Cette déplorable frilosité peut aussi s’expliquer par la manne financière que les États récupèrent à travers la fiscalité. Les pays à bas revenus qui ont transmis des données à l’OMS perçoivent en moyenne grâce à la cigarette 7 dollars par habitant et dépensent moins d’un dixième de cent par personne pour la lutte antitabac. Dans le monde, les taxes sur le tabac représentent quelque 200 milliards de dollars par an. En Algérie, par exemple, la Société nationale des tabacs et allumettes est le deuxième contributeur du pays.

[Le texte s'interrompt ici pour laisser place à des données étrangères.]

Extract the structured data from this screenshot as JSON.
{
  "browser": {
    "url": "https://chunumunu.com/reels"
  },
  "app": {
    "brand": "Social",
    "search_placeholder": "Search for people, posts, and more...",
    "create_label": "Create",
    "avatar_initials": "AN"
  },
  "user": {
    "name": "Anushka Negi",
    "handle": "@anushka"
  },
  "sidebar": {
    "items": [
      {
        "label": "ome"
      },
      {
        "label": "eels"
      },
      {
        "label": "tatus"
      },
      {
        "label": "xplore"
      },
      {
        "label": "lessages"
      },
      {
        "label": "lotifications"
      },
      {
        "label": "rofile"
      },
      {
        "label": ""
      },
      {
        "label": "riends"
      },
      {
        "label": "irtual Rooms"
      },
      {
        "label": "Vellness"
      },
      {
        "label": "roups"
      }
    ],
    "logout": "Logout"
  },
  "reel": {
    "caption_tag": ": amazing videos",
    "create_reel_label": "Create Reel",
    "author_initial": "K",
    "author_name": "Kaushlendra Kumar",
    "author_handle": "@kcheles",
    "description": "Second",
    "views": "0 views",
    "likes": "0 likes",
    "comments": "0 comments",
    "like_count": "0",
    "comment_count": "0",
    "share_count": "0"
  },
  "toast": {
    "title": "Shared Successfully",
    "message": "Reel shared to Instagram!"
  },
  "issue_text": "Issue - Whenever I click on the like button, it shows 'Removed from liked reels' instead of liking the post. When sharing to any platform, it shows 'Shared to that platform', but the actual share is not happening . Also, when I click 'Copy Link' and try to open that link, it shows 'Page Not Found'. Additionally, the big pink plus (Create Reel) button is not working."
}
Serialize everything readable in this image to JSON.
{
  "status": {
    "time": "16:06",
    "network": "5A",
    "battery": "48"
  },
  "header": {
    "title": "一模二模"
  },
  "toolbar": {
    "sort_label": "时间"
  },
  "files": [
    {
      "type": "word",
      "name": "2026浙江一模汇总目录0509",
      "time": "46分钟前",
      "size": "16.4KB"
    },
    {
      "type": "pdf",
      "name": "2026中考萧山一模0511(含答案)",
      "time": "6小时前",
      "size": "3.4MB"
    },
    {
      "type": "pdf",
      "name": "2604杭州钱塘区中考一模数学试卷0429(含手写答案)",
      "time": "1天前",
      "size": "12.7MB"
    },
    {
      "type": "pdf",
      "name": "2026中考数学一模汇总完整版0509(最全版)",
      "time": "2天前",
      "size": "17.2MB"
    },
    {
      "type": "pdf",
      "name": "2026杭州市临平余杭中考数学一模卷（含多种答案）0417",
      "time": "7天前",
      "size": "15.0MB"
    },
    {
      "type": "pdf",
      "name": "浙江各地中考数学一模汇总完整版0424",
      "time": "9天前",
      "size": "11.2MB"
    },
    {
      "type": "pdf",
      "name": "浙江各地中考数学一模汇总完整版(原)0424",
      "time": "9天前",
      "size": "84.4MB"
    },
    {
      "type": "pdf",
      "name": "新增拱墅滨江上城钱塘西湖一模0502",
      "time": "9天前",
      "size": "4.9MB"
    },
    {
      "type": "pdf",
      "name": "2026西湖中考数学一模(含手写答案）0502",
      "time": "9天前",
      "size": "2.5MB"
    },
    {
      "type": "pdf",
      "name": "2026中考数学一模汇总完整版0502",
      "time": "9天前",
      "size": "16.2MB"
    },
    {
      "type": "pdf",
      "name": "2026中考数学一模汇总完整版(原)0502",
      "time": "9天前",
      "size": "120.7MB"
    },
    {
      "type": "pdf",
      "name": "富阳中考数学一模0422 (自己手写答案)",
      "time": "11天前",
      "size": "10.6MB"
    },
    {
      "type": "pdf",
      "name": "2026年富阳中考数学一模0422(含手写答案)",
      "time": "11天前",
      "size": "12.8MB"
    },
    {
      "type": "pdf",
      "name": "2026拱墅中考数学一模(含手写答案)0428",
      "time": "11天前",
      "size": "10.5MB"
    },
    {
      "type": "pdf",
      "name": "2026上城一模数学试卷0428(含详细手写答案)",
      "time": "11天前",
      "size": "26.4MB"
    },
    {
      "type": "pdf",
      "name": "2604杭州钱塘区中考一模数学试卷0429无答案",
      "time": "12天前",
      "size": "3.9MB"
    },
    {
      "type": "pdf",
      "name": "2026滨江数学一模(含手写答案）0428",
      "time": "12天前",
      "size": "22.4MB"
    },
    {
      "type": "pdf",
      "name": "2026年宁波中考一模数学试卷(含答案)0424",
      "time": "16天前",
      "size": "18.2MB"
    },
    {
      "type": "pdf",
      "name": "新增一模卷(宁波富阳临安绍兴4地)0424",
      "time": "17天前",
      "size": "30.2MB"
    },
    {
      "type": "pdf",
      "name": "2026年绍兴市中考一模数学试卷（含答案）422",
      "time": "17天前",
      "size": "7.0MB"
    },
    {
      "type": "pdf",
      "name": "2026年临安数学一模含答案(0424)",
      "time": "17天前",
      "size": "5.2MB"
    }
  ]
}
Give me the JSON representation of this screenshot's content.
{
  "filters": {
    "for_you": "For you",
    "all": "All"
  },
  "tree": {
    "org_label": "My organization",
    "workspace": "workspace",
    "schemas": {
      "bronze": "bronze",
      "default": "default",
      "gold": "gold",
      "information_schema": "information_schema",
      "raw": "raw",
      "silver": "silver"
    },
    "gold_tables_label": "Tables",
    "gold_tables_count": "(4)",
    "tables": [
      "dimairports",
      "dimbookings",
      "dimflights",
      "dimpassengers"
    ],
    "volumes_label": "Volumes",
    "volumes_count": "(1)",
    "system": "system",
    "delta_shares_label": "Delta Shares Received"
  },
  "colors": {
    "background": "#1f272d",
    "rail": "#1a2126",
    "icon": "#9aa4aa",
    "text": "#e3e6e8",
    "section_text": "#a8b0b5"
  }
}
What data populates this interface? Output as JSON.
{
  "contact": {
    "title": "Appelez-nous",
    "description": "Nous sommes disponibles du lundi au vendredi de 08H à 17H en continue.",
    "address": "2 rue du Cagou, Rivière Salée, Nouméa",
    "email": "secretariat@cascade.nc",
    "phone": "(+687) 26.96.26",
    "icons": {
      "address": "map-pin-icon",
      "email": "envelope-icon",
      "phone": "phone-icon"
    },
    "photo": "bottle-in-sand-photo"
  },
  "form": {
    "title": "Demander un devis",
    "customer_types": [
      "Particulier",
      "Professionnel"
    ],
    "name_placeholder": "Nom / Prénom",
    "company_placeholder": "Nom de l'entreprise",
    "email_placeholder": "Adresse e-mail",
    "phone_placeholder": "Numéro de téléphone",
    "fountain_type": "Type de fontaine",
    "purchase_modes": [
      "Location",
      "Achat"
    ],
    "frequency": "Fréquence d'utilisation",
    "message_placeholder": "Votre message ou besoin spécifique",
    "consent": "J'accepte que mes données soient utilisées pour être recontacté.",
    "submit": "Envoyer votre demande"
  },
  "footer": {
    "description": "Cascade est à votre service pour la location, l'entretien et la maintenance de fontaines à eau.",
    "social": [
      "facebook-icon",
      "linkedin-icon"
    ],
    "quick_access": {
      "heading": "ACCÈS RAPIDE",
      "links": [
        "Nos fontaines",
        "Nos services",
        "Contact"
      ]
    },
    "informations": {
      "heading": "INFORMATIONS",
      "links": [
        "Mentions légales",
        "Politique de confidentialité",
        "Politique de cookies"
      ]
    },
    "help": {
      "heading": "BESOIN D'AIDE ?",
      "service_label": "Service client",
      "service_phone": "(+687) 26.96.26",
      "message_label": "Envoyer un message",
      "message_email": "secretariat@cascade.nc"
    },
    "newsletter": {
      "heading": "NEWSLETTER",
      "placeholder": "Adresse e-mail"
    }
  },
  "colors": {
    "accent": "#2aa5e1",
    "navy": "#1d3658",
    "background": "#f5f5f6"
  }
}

Pas facile non plus de lutter contre les puissants et fortunés cigarettiers. Au Niger, SOS Tabagisme en est à son deuxième procès. L’ONG a gagné le premier en 2002 contre Imperial Tobacco. Sous le couvert d’un concert de l’artiste ivoirien Alpha Blondy, cette société avait assuré la promotion de l’une de ses marques. Après une victoire en référé, une procédure d’urgence, toute la campagne de promotion a été stoppée. 

Publicité sournoise

Cette année, l’association s’en prend aux trois grands : Philip Morris, British American Tobacco et Imperial Tobacco pour non-respect des lois antitabac, en particulier celles interdisant la promotion. « Ils continuent à faire de la publicité mais de façon sournoise. Et s’ils font quelques efforts dans les villes, rien n’a changé dans les zones rurales », assure Saouna. Pour ce nouveau procès, l’ONG a obtenu l’aide de la fondation américaine Bloomberg, qui finance les honoraires de l’avocat en charge du dossier. « C’est déjà pas mal, mais ce n’est pas grand-chose par rapport à nos adversaires, qui ont les moyens de se payer les meilleurs cabinets du pays », commente l’activiste nigérien.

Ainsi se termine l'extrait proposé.